Are we really entering the two to four year hockey-stick growth phase for clinical and physician IT use? I don’t know, but to quote Ian Morrison, "if something’s going to be a big deal it’s got to start sometime."
INDUSTRY: Medicare reporting may add to Tenet’s woes.
Medicare is apparently going to be getting into the game of paying (very modestly) for quality measures, or more accurately modestly punishing for the lack of reporting on it. According to Health-IT World:
The government said it would begin punishing hospitals by cutting Medicare payments to nonreporting hospitals by 0.4% if they failed to provide adequate quality data. The threatened punishment is slated to begin in fiscal year 2005. The new effort, part of the Medicare Prescription Drug bill, offers an inducement for hospitals to collect data on 10 different measures in three different therapeutic areas: heart attack treatment, heart failure treatment, and pneumonia care. Hospitals will need to begin submitting data by July 1.
It’s not the first effort to gather quality data — the Joint Commission on Accreditation of Healthcare Organization (JCAHO) requires data for hospital accreditation, and the Leapfrog Group has a payment-for-quality effort — but it is the largest, touching all hospitals that deal with the government. Initially, submission of the data on the 10 measures is all that will be required to avoid getting docked the 0.4%, but healthcare watchers expect additional measures to be added as time passes. Additional incentives will be put in place to reward not only the reporting of data but also the quality of care.
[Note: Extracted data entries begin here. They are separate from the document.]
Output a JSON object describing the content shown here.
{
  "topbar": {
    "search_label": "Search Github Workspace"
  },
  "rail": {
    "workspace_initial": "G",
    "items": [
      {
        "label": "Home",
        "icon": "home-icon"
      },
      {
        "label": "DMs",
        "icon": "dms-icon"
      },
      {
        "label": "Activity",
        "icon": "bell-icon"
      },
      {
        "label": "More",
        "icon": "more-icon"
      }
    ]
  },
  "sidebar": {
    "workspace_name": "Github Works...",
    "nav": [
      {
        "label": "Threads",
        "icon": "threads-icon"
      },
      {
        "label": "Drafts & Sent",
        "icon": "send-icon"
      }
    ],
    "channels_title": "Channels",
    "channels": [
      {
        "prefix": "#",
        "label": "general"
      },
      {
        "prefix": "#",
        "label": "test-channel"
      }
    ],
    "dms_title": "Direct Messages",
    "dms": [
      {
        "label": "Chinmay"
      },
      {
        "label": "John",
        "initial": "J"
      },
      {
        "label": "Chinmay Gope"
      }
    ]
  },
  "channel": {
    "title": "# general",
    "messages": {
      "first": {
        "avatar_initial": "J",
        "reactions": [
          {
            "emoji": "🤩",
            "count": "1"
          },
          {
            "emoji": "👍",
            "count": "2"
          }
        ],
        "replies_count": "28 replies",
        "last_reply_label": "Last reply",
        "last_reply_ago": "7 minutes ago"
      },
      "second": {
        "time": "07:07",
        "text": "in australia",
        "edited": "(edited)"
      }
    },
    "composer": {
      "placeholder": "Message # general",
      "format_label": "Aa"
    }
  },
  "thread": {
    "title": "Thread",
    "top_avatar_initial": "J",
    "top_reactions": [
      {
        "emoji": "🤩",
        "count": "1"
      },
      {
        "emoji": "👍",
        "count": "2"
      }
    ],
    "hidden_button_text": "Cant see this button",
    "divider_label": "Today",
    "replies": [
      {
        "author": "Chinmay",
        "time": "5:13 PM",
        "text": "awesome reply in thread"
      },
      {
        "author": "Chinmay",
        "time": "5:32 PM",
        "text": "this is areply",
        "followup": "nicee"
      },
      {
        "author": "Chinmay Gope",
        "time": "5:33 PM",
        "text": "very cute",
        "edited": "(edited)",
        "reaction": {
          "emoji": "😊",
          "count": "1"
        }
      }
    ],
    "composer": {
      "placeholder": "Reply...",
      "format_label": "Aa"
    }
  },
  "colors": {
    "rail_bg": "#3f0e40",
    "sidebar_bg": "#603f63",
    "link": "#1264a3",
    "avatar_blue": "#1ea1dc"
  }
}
Well funnily enough this may have yet more impacts on our old friends at Tenet. Remember back when I told you about Tenet’s ending its JACHO reporting contract with Perot and giving the contract to a small company with 20 employees and one DSL line? Well apparently the small company received a scathing two page email from another company for whom it provides a JACHO reporting application. That’s 3/3 on irate emails from companies that it’s doing that for. My source suggests that the soon-to-start Tenet operation is a train wreck in the works, which suggests that Tenet’s reporting to Medicare is also going to have the same potential problems. At least it’s likely they’ll have fewer hospitals to deal with, I suppose! A fact that pummelled Tenet’s stock the other week after it also took a $1.4 billion charge connected to the sale of those hospitals.